Monday, June 19, 2017

The ‘Exporting Jobs’ Canard

Repeated research shows that multinational hiring abroad doesn’t come at the expense of U.S. workers.

By Matthew J. Slaughter, in the WSJ. He is dean at the Tuck School of Business at Dartmouth College. From 2005 to 2007 he served as a member of the Council of Economic Advisers. Excerpts:
"Mr. Trump assumes that when U.S. multinationals expand abroad, it necessarily reduces the number of people they employ in the U.S. But this assumption is wrong, and tariffs would hurt American workers, not help them.

Academic research has repeatedly found that when U.S. multinationals hire more people at their overseas affiliates, it does not come at the expense of American jobs. How can this be? Large firms need workers of many different skills and occupations, and the jobs done by employees abroad are often complements to, not substitutes for, those done by workers at home. Manufacturing abroad, for example, can allow workers in the U.S. to focus on higher value-added tasks such as research and development, marketing, and general management. Additionally, expanding overseas to serve foreign customers or save costs often helps the overall company grow, resulting in more U.S. hiring.
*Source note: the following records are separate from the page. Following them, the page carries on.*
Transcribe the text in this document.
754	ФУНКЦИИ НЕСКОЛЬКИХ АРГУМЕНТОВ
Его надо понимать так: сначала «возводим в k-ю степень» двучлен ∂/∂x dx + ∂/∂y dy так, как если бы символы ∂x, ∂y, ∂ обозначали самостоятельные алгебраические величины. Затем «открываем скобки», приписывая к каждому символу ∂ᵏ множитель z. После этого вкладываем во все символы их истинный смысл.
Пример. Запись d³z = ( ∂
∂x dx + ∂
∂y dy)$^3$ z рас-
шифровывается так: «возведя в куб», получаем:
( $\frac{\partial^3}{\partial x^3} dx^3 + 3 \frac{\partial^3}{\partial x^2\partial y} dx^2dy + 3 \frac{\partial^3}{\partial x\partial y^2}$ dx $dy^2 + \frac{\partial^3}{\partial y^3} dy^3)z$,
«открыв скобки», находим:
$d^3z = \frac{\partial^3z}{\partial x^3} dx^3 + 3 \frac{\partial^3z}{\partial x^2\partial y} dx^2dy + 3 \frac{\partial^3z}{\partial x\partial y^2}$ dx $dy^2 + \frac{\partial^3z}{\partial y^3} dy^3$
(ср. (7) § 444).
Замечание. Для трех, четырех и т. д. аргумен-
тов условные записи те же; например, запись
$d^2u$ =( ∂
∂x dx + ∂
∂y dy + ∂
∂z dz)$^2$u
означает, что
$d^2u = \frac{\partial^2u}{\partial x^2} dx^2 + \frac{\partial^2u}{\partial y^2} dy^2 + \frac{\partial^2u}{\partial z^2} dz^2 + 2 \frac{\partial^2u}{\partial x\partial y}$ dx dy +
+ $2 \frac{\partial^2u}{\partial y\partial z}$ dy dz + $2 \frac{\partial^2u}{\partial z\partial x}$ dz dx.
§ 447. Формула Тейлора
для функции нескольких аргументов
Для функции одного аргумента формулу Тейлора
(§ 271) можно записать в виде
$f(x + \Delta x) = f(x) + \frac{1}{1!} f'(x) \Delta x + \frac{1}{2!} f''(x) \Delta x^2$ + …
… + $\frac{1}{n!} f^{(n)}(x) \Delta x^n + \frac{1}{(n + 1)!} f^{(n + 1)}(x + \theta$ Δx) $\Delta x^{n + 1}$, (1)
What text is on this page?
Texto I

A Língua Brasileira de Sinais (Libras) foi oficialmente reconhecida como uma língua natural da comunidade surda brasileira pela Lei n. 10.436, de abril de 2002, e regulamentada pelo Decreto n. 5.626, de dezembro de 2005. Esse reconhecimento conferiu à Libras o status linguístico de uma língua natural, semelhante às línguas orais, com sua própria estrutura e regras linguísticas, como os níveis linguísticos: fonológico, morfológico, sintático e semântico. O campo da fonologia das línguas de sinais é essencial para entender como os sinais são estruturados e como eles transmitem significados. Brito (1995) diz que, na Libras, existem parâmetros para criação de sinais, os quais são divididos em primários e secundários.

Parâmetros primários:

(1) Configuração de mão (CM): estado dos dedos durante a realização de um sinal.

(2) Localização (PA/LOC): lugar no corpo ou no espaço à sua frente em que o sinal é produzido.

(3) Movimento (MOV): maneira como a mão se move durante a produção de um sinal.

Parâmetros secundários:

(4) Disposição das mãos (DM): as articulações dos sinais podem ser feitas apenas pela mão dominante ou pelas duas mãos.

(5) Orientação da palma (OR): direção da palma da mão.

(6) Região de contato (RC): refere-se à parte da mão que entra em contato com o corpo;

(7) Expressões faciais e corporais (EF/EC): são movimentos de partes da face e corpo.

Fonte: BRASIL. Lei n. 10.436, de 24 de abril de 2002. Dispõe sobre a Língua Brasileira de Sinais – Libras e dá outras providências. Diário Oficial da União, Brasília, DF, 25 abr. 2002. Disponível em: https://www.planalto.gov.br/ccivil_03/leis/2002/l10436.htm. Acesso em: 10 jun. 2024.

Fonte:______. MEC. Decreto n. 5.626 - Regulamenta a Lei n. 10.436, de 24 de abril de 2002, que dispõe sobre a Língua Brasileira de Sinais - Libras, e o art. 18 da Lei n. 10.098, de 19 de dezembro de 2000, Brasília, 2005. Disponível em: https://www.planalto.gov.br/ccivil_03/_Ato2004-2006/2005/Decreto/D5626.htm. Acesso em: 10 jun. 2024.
The ultimate proof is in the numbers. Between 2004 and 2014, the most recent year for which U.S. government data are available, total employment at foreign affiliates of U.S. multinationals rose from nine million to 13.8 million. Yet the number of jobs at U.S. parent companies rose nearly as much, from 22.4 million to 26.6 million.

Over the same period, the value-added and capital investment grew faster among U.S. parent companies than in their foreign affiliates. In fact, on these two measures the American parent companies outperformed the overall U.S. private sector. This suggests that having overseas affiliates gives companies a competitive advantage that allows them to invest more at home. More than ever, jobs in America are connected to the world."

"In 2014, U.S. multinationals undertook 45.4% of all private-sector capital investment, were responsible for 49.5% of all U.S. goods exports, and conducted a remarkable 78.9% of total U.S. private-sector research and development.

The 26.6 million domestic employees of U.S.-based multinational companies earned an average compensation that was 34.2% higher than the private-sector average."

"fully 89.2% of all inputs of goods and services purchased by U.S. parents—$8.8 trillion—were from other U.S. companies, not imports."